Historical barn and yurt at UC Irvine reflect local legacy of famed theater director Jerzy Grotowski
Before theater director Jerzy Grotowski became a UC Irvine professor, he made an unusual request.
“I said, ‘I can hire you full-time with perks,’” said Robert Cohen, the founding chair of the school’s drama department, recounting the conversation. “He said, ‘Well, what I really want is a barn.’”
Cohen wracked his brain, trying to produce a solution to the odd request. Luckily, the school’s campus was built on a cattle range and there was a barn being used as a storehouse.
Grotowski got his barn. He had taught in barns since his days in Poland. Eventually, the unconventional director also had a wooden yurt built nearby.
These two buildings, seemingly at odds with the rest of the developed UC Irvine campus, were used by Grotowski when he taught at the school from 1983 to 1986. Today, the buildings are considered theatrical landmarks.
Grotowski, who died in 1999 at age 65, was once considered the greatest theater director in the world, with his shows attracting people from all corners of Europe.
In 1982, the Polish native found his way to New York, though his country was controlled by the Soviet Union and navigating across borders would have been difficult.
“During the Soviet occupation of Poland, he couldn’t leave the country nor could anybody else,” said Cohen, 79, of Laguna Beach. “We suddenly found out he was in New York. He had, I guess, escaped.”
Cohen, an admirer of Grotowski, was notified by a friend that the director was looking to come to California. Cohen naturally thought it would be desirable to lure the director to a position at the school.
Grotowski would eventually agree to the role following an all-night party at Cohen’s home, though he had that one curious stipulation regarding the barn.
While teaching at the school, Grotowski’s unusual disposition endeared him to his students and the faculty.
“He was an odd person,” said Cohen, while pointing out that Grotowski had a tendency to allow only a handful of people into his plays in Europe.
“People would say, ‘I have tickets,’ and he would say, ‘Too bad,’” Cohen said.
Grotowski held his classes at erratic times, generally having his students dance through the night.
His students limited their schedules to his class so they could sleep during the day, usually being informed of the class time only a day beforehand.
“I don’t think we could allow this to happen today, but it was wild enough in those days,” Cohen said.
Grotowski’s teaching methods also were atypical.
Cohen, while sitting in on one of the classes, said Grotowski had students perform a variety of physical exercises like freezing in a half-squat position for 15 minutes.
When asked what benefits these techniques provided for theater students, Cohen responded, “God can tell me. I have no idea.”
Grotowski, always the innovator, experimented with physical forms of theater while working on a research project called Objective Drama, which analyzed how ancient rituals affect participants.
Grotowski had the yurt built to provide respite for his tired students amid the midnight ventures. A yurt is a round tent-like building traditionally used by Central Asian nomads.
The structures attracted the interest of the countercultural movement in the 1970s.
Cohen said both of these buildings are considered historical landmarks. They also serve as physical markers in the winding down of the life of the great director.
Grotowski was dying of cancer when he made his pilgrimage to UCI.

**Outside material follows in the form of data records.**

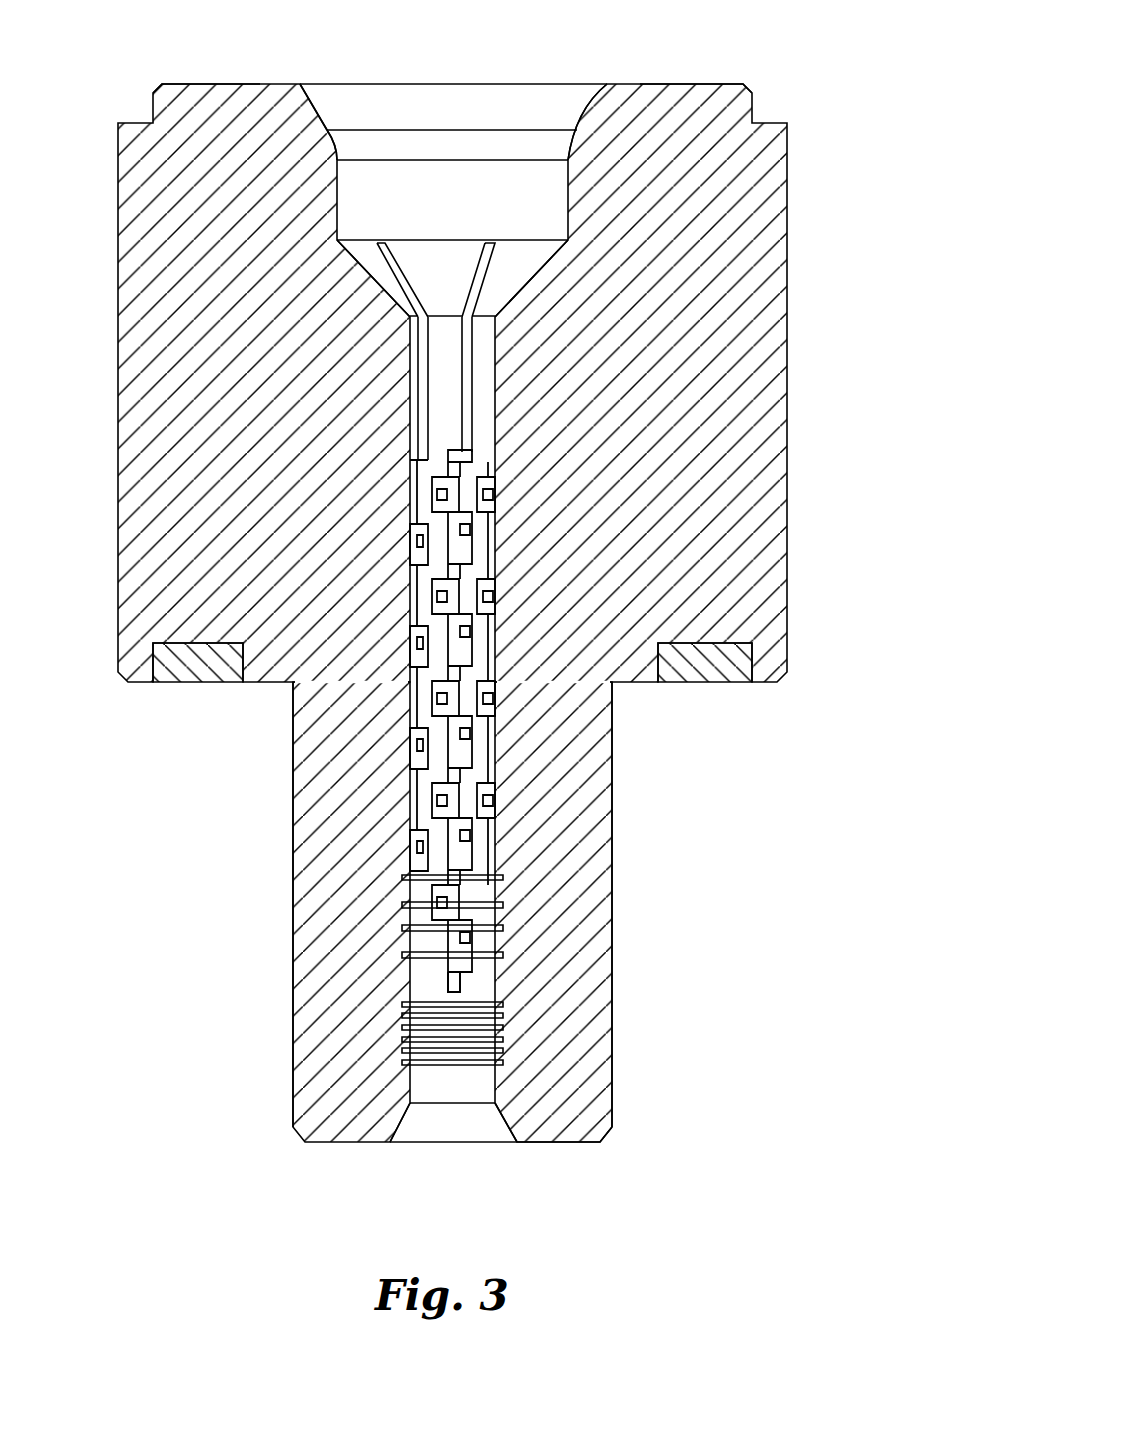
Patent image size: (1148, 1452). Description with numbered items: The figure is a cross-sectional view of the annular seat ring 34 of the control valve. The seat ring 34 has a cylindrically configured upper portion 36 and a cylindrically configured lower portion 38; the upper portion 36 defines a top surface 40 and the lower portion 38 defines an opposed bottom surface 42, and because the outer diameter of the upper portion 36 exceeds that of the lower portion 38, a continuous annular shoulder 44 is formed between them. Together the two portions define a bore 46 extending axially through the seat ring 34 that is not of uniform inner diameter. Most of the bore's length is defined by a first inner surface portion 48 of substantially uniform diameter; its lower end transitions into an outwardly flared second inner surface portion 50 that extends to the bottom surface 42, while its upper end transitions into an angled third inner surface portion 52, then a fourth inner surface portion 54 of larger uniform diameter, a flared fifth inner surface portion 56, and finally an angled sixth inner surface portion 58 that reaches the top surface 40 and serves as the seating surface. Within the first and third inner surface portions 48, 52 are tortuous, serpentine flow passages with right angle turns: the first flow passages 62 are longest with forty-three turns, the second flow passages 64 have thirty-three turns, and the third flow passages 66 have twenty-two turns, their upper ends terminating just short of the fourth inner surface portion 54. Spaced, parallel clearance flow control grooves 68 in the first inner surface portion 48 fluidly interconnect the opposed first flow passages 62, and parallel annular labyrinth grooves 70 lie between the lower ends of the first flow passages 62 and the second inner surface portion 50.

The seat ring 34 is at (803, 407).
The upper portion 36 is at (698, 103).
The lower portion 38 is at (585, 1033).
The top surface 40 is at (213, 84).
The bottom surface 42 is at (568, 1142).
The annular shoulder 44 is at (765, 686).
The bore 46 is at (527, 82).
The first inner surface portion 48 is at (485, 790).
The second inner surface portion 50 is at (397, 1118).
The third inner surface portion 52 is at (534, 284).
The fourth inner surface portion 54 is at (568, 204).
The fifth inner surface portion 56 is at (333, 142).
The sixth inner surface portion 58 is at (312, 102).
The first flow passages 62 is at (465, 985).
The second flow passages 64 is at (396, 780).
The third flow passages 66 is at (503, 675).
The flow control grooves 68 is at (402, 952).
The labyrinth grooves 70 is at (402, 1063).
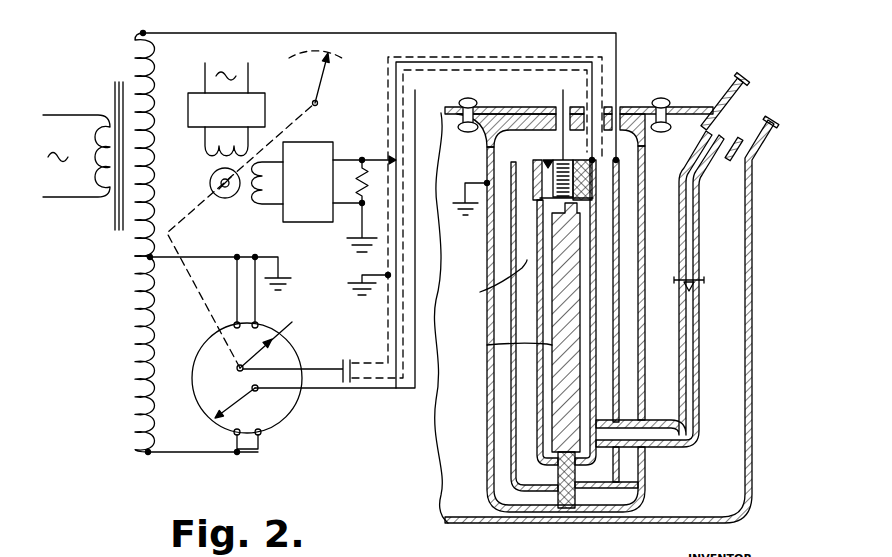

“He knew he was dying when he came here,” Cohen said. “I was the only one who knew.”
Periodically, Grotowski would fly to France to see his physician. One day he called Cohen and said he was going back to Europe.
He settled in Pontedera, Italy, where he eventually died.
UCI is the only American school Grotowski taught at, Cohen said. He had come here after retiring as a director in Poland with the intent of passing on his knowledge.
“I don’t know if his cancer diagnosis had anything to do with it,” Cohen said. “I mean, everything does.”
Currently, Grotowski’s yurt is controlled by the drama department and professor Annie Loui uses the barn as her studio space to develop physical theater productions, which are characterized by a combination of traditional theater with spoken dialogue and a reliance on physical movement to tell a story.
Loui, 63, of Silverado took control of the barn when she was hired by the school in 1992 after learning that it was previously used by Grotowski, with whom she briefly studied in France.
As an admirer of Grotowski and practitioner of experimental theater, Loui has sought to uphold some of the same principles with which the famed theater director governed his teaching space, like taking shoes off when entering the building and treating it as a temple.
“The barn was treated reverently by Grotowski and his students,” Loui said. “That was part of his whole ethos — that the space was sacred and you always keep it clean.
“I am very clear about this with students every year, that we are working in Grotowski’s legacy, so it’s a place we need to respect and take care of.”